Platforms like Meituan, whose 7.5 million couriers earned $11 billion last year, are expanding rapidly despite economic headwinds. A fierce competition for market share between rivals JD.com and Meituan has intensified hiring, with JD.com pledging to employ 100,000 new riders by July. The government is simultaneously pushing these companies to create a shadow welfare system for gig workers, though questions remain about who ultimately pays for these benefits and whether the business model can sustain such costs.
Scenarios (GCHQ)
Gig Economy as Temporary Buffer: Likely (55-75%)
Over the next 6-12 months, China's gig economy will successfully absorb several million workers displaced by tariffs, providing critical short-term relief and buying time for more comprehensive economic adjustments. Growth will continue in food and package delivery services despite platform profitability concerns. Key indicators supporting this scenario include JD.com's 100,000 rider hiring commitment, the 41% growth in Meituan's workforce since 2021, and continued government backing. However, the absorption capacity will prove temporary rather than structural, as domestic consumption weakness and platform financial pressures eventually limit expansion.
Welfare Experiment Collapse: Realistic Possibility (45-55%)
The attempt to create a platform-based welfare system for gig workers will face significant implementation challenges within 12 months, with either worker benefits being dramatically scaled back or causing severe financial strain on platforms.

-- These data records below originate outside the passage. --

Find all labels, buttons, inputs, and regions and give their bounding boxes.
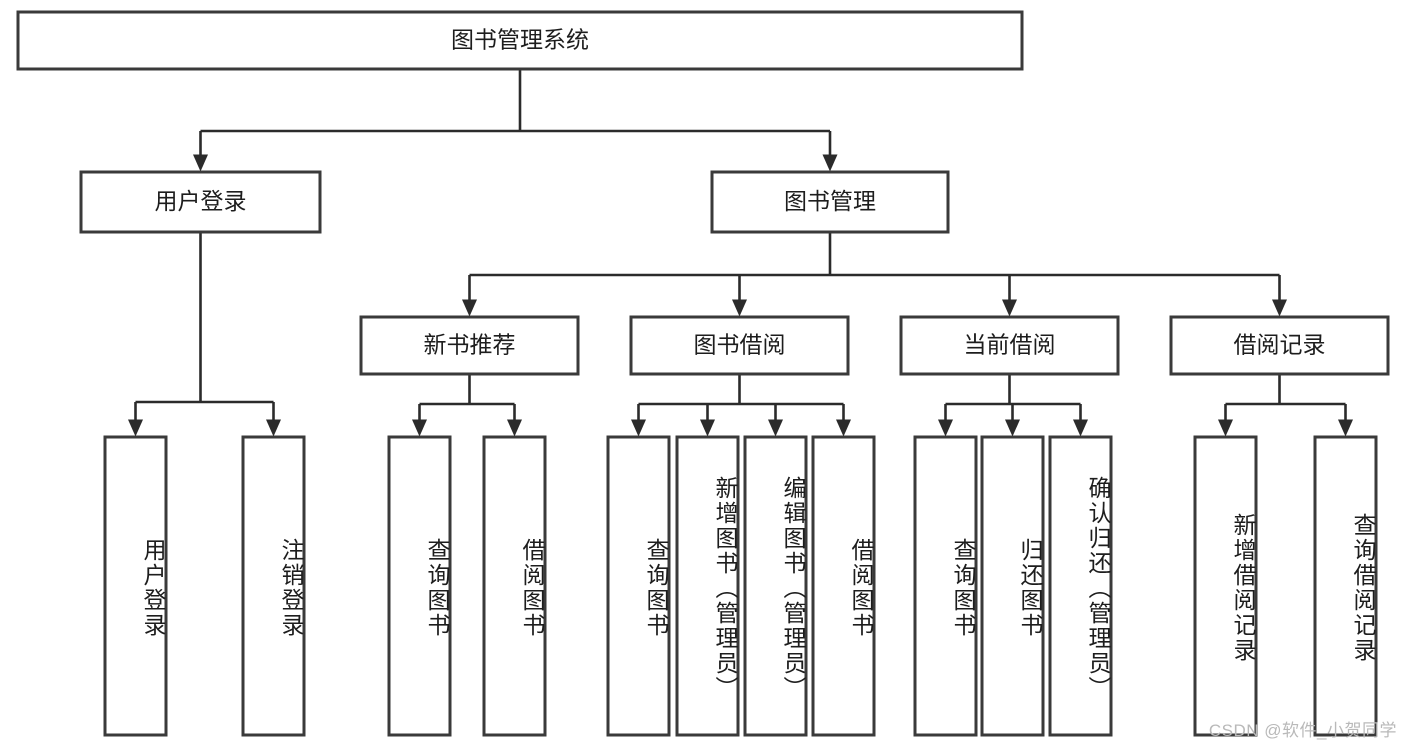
arrow-down-icon bbox=[1073, 419, 1088, 437]
leaf-leaf-borrow-book-1[interactable] bbox=[482, 435, 547, 737]
level3-label: 借阅记录 bbox=[1234, 332, 1326, 358]
leaf-leaf-edit-book[interactable] bbox=[743, 435, 808, 737]
level3-label: 当前借阅 bbox=[964, 332, 1056, 358]
arrow-down-icon bbox=[1002, 299, 1017, 317]
node-borrow-record[interactable] bbox=[1169, 315, 1390, 376]
arrow-down-icon bbox=[1218, 419, 1233, 437]
leaf-leaf-borrow-book-2[interactable] bbox=[811, 435, 876, 737]
leaf-leaf-add-book[interactable] bbox=[675, 435, 740, 737]
level3-label: 图书借阅 bbox=[694, 332, 786, 358]
leaf-leaf-logout-login[interactable] bbox=[241, 435, 306, 737]
arrow-down-icon bbox=[836, 419, 851, 437]
level3-label: 新书推荐 bbox=[424, 332, 516, 358]
arrow-down-icon bbox=[507, 419, 522, 437]
arrow-down-icon bbox=[732, 299, 747, 317]
arrow-down-icon bbox=[768, 419, 783, 437]
node-user-login[interactable] bbox=[79, 170, 322, 234]
arrow-down-icon bbox=[193, 154, 208, 172]
leaf-leaf-user-login[interactable] bbox=[103, 435, 168, 737]
watermark-text: CSDN @软件_小贺同学 bbox=[1208, 721, 1397, 740]
edges-layer bbox=[128, 69, 1353, 437]
arrow-down-icon bbox=[266, 419, 281, 437]
node-book-manage[interactable] bbox=[710, 170, 950, 234]
leaf-leaf-add-record[interactable] bbox=[1193, 435, 1258, 737]
arrow-down-icon bbox=[631, 419, 646, 437]
arrow-down-icon bbox=[1272, 299, 1287, 317]
node-root[interactable] bbox=[16, 10, 1024, 71]
level2-label: 图书管理 bbox=[784, 188, 876, 214]
arrow-down-icon bbox=[462, 299, 477, 317]
arrow-down-icon bbox=[128, 419, 143, 437]
node-book-borrow[interactable] bbox=[629, 315, 850, 376]
node-current-borrow[interactable] bbox=[899, 315, 1120, 376]
arrow-down-icon bbox=[938, 419, 953, 437]
arrow-down-icon bbox=[700, 419, 715, 437]
leaf-leaf-return-book[interactable] bbox=[980, 435, 1045, 737]
arrow-down-icon bbox=[822, 154, 838, 172]
arrow-down-icon bbox=[412, 419, 427, 437]
root-label: 图书管理系统 bbox=[451, 27, 589, 53]
arrow-down-icon bbox=[1338, 419, 1353, 437]
node-new-book-recommend[interactable] bbox=[359, 315, 580, 376]
leaf-leaf-query-book-2[interactable] bbox=[606, 435, 671, 737]
boxes-layer bbox=[16, 10, 1390, 737]
level2-label: 用户登录 bbox=[155, 188, 247, 214]
leaf-leaf-query-book-3[interactable] bbox=[913, 435, 978, 737]
leaf-leaf-confirm-return[interactable] bbox=[1048, 435, 1113, 737]
leaf-leaf-query-record[interactable] bbox=[1313, 435, 1378, 737]
arrow-down-icon bbox=[1005, 419, 1020, 437]
leaf-leaf-query-book-1[interactable] bbox=[387, 435, 452, 737]
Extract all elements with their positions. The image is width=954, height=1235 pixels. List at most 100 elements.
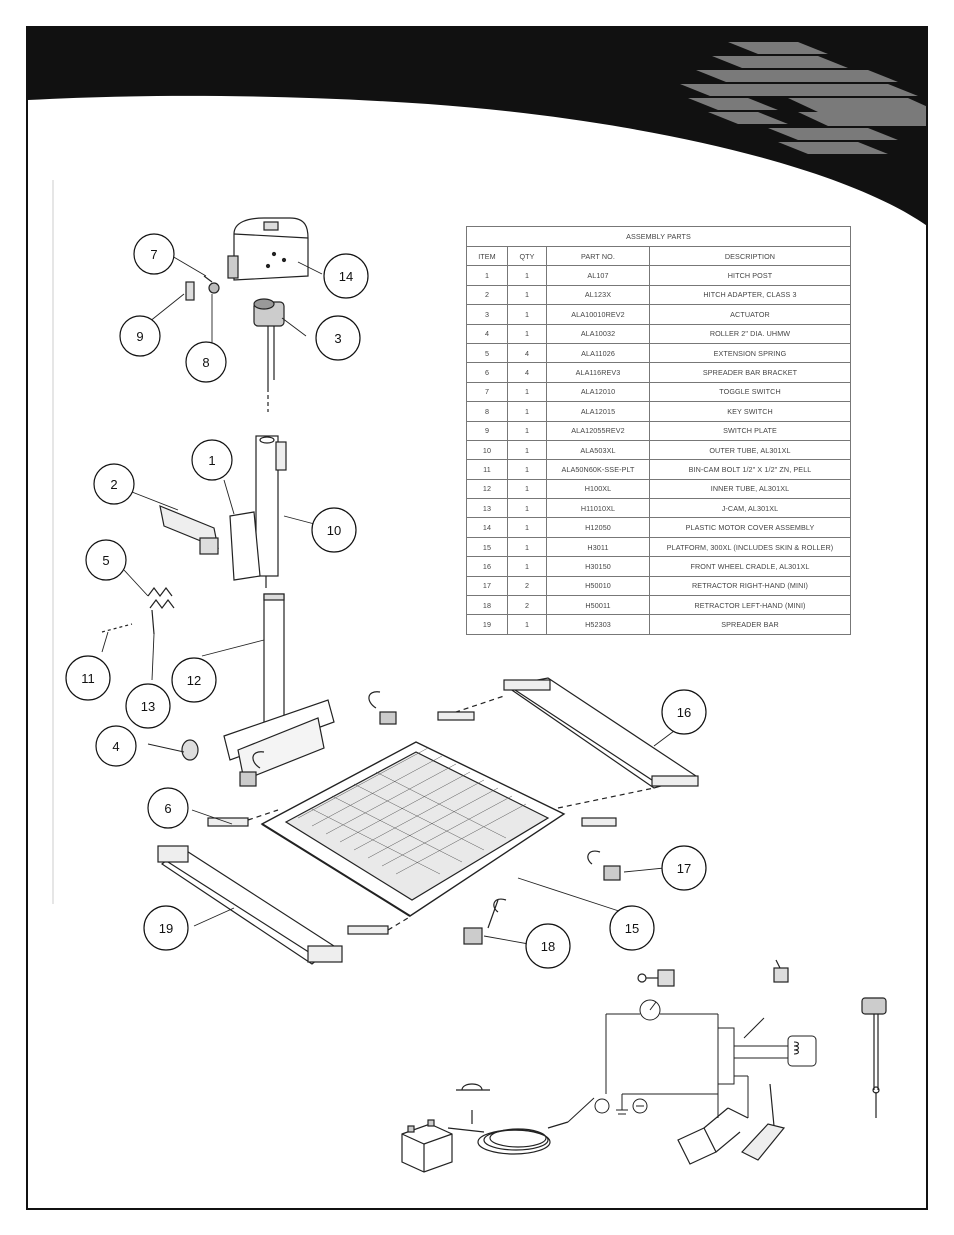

The ambitious social insurance programs announced by major platforms will prove economically unsustainable against the backdrop of price wars and thin margins. Both drivers and platforms will resist full implementation of cost-sharing arrangements, leading to partial reforms that satisfy neither side. This balanced probability reflects competing pressures: government determination to expand social protections versus economic constraints on both workers and platforms.
Export-to-Domestic Transition Failure: Realistic Possibility (45-55%)
Efforts to redirect export-focused businesses toward domestic consumption will achieve limited success over the next year, with fewer than 5% of export-oriented manufacturers successfully pivoting to local markets. Despite JD.com's 200 billion yuan fund and other support initiatives, fundamental challenges will persist—including low domestic margins, lack of retail expertise among manufacturers, and continued weak consumer confidence. Recent evidence suggests exporters are skeptical of such transitions, with one factory owner noting the domestic market is "extremely price sensitive, with high promotion costs and frequent returns." The balanced probability reflects strong government backing for the transition weighed against persistent structural economic obstacles.